It was Henry Thomas Buckle that rightly said that “great minds discuss ideas. Average minds discuss events. Small minds discuss people.”
Children learn by observation. At this stage of their lives, they cannot tell what is right from what is wrong. Being their first role model, they depend on what you do to determine what is good and bad. As a result, what they see you do is what they mimic.
As a parent, one of the very important things you should not do in front of your kids is gossiping. Most gossips are rooted in acute displeasure or jealousy of another person. Exposing your child at such a young age to this negative attitude will build in them character traits that will affect their progress in the future.
Consequences of Gossiping in front of a child
1. They Become Small Minded
By gossiping in front of your child, you are likewise teaching them to gossip. When your child imbibes such an attitude from an early age, it destroys their potential for greatness. This is because the act of gossiping usually involves tearing down another person.
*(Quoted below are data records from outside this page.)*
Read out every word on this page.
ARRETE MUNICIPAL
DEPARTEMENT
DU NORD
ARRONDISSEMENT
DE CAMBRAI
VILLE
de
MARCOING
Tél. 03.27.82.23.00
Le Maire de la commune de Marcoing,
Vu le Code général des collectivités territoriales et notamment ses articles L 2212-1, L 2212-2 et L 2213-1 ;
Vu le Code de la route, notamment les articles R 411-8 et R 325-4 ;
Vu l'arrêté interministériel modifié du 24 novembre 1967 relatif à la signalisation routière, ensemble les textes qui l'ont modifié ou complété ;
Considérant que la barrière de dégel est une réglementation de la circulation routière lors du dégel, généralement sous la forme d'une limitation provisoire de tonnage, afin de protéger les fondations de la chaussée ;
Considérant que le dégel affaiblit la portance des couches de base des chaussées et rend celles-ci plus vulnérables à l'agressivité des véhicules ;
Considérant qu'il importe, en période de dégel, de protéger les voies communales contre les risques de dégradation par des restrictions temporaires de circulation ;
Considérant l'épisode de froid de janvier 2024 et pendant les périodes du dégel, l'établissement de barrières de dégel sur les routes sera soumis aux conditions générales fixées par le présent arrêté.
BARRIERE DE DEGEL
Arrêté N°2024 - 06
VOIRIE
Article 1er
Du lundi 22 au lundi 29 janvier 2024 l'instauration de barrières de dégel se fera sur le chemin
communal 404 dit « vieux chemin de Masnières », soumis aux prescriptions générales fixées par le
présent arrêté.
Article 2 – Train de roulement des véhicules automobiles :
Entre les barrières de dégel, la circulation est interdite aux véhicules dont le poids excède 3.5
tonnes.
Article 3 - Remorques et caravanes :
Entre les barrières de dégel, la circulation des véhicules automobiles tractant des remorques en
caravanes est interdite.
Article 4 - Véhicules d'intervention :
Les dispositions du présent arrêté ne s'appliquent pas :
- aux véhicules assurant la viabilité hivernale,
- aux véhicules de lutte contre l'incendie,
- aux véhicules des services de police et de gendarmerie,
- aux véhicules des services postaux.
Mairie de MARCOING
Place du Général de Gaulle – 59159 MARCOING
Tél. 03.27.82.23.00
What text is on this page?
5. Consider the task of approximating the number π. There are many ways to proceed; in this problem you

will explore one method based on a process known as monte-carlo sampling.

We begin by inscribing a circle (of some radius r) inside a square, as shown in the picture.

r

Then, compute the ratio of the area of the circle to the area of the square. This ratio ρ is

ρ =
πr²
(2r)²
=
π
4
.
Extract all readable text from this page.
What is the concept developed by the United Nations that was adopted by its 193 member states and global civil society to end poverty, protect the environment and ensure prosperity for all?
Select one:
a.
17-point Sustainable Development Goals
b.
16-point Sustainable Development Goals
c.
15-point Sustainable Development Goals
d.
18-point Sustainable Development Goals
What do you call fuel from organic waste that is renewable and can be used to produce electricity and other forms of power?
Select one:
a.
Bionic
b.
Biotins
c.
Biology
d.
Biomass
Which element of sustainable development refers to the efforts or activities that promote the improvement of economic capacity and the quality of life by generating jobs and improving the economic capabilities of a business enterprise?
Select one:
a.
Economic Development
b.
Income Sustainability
It is a small-minded mindset which causes them to be very judgemental and inconsiderate. Rather than gossiping in front of them, discuss ideas with them. By doing so, you are moulding them into a solution bringer and not the opposite. This remains the best definition of proper child training.
2. They Learn to Hurt Other People’s Feelings
This is one of the most painful effects of gossiping. If you have ever overheard people talking badly about you, the fact that you knew that those comments were untrue did not make it easier. As a result, you can relate to the hurt and pain others go through when they are gossiped about.
When you gossip in front of your kids, they learn this attitude and though they may not understand the full effect of their actions, they end up hurting other people’s feelings. The memory of this for the victims may linger even till adulthood.
3. No One Will Trust Them
Naturally, people tend to distrust anyone who gossips. Children are not exempted. People will become mindful of the information they share with them. Even their friends would shy away from sharing secrets with them.
By the time they have such a label on themselves, they lose valuable friendship and connections. This will serve to greatly affect their value and self-worth.
4. It Would Get Them into Trouble
There is always a day of reckoning for every gossiper; be it an adult or a child. Words once spoken can never be recovered. When your child learns to gossip, it will only be a matter of time before a wrong word is said to the wrong ear. The resultant effect of this can be manifold.
To avoid all these negative outcomes for your children, proper child training is a necessity. And monitoring the things you say in their presence is one of them.
5. Absence of a Strong Value System
Success in life is largely dependent on a person’s value system. When your child imbibes the culture of gossiping about people, this greatly misplaces their values. Instead of respect or friendship to be a priority, the desire to be seen and heard takes the lead.
Such values have no future and so will negatively impact your child’s life.